C’est une expo qui comporte aussi un aspect esthétique. Beaucoup de moudjahidate ici et en France se sont prêtées avec joie à cet exercice, certaines l’ont refusé et d’autres n’ont pu êtres touchées en raison de la distance. Ce sont des photographies de militantes qui ont accepté de poser et de fournir au photographe une ancienne photo d’elle, elles étaient des milliers et nous avons choisi une trentaine pour chacune, le choix s’est aussi porté au fil des rencontres et des contacts pour celles qui voulaient figurer dans le catalogue, certaines sont connues et ont même été des égéries de la presse, d’autres sont méconnues» confie M. Djehiche avant d’ajouter «Entre chacune des photos d’hier et d’aujourd’hui, il y a toute la distance d’un parcours et c’est la dualité entre l’histoire et la création que nous avons voulu maintenir. Vous verrez que toutes ces photos sont frappantes d’humilité, de modestie mais aussi de présence de chaque moudjahida dont le regard devient intemporel et qui sort de tout repère spatial».  

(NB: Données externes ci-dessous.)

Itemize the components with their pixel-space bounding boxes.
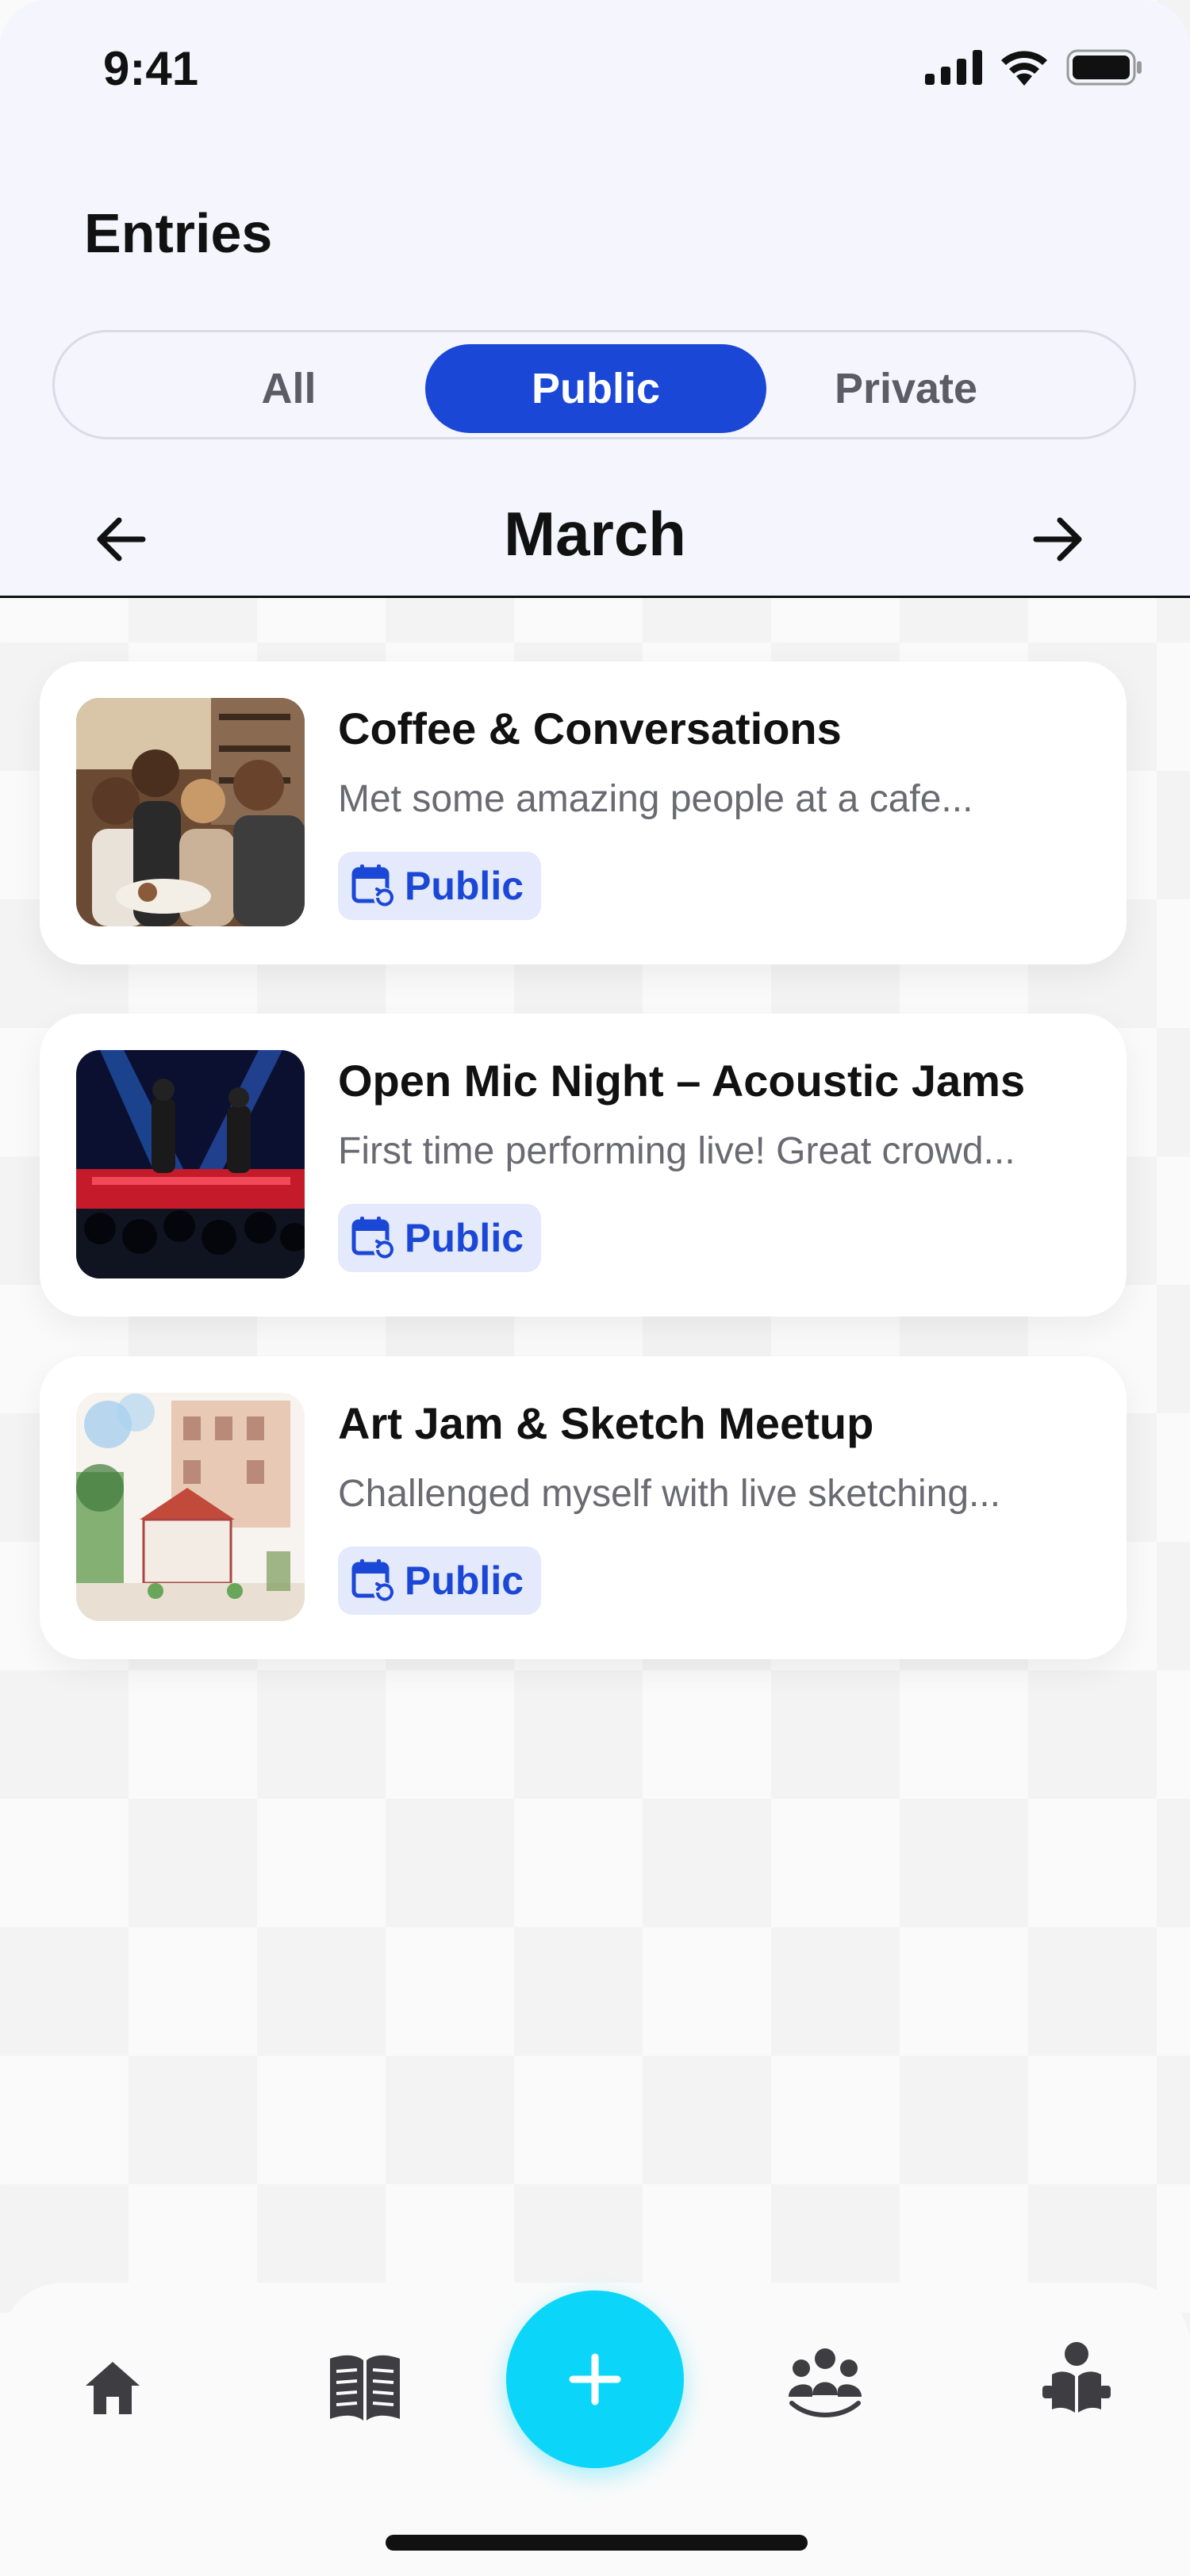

Pour Nadia Makhlouf née en région parisienne  en 1981 et qui a une formation de documentaliste et de réalisatrice et qui est surtout pratiquement une spécialiste de tout ce qui touche à l’image avec sa touche artistique qui consiste à travailler sur des clichés en noir et blanc, sa signature d’artiste photographe depuis le début de sa carrière comme elle l’affirme, le projet qu’elle va présenter au cours de cette exposition, est une recherche sur les images des femmes combattantes : «C’est un grand plaisir pour moi de pouvoir présenter ici en Algérie, ce travail que j’ai entamé il y a de cela deux ans. C’est un travail historique et de fourmi puisqu’il a fallu retrouver chacune de ces femmes qui m’étaient pour la plupart méconnues. C’était le côté un peu difficile du projet mais c’était quelque chose que je désirais vraiment faire car j’ai pris beaucoup de plaisir et j’ai eu la chance de rencontrer ces femmes parmi lesquelles certaines nous ont quittées dernièrement», a-t-elle tenu à dire et de poursuivre : «J’avais envie de faire ce travail parce que, en règle générale, on ne parle pas beaucoup des femmes qui étaient dans la résistance probablement parce que la guerre est une histoire d’hommes et moi en tant que femme, j’avais envie de parler de chacune d’entre elles, toutes celles qui avaient participé de près ou de loin à la guerre de Libération. Je suis très émue de pouvoir présenter ce travail au MAMA parce qu’il permet enfin de donner une visibilité à chacune d’elles et ce quelque soient les actions qu’elles ont pu mener car je les ai placées toutes sur le même pied d’égalité. Parmi les militantes rencontrées en France j’ai pu photographier celles qui sont de nationalité et de religion différente. C’est en ce sens que ce projet est devenu le symbole de l’universalité d’un combat». A noter  qu’à l’issue de la conférence, un diaporama sonore d’une durée de trente minutes été projeté. Il reprenait avec plus de détails et des textes, les témoignages des moudjahidate, un documentaire réalisé par Benyoucef Chérif.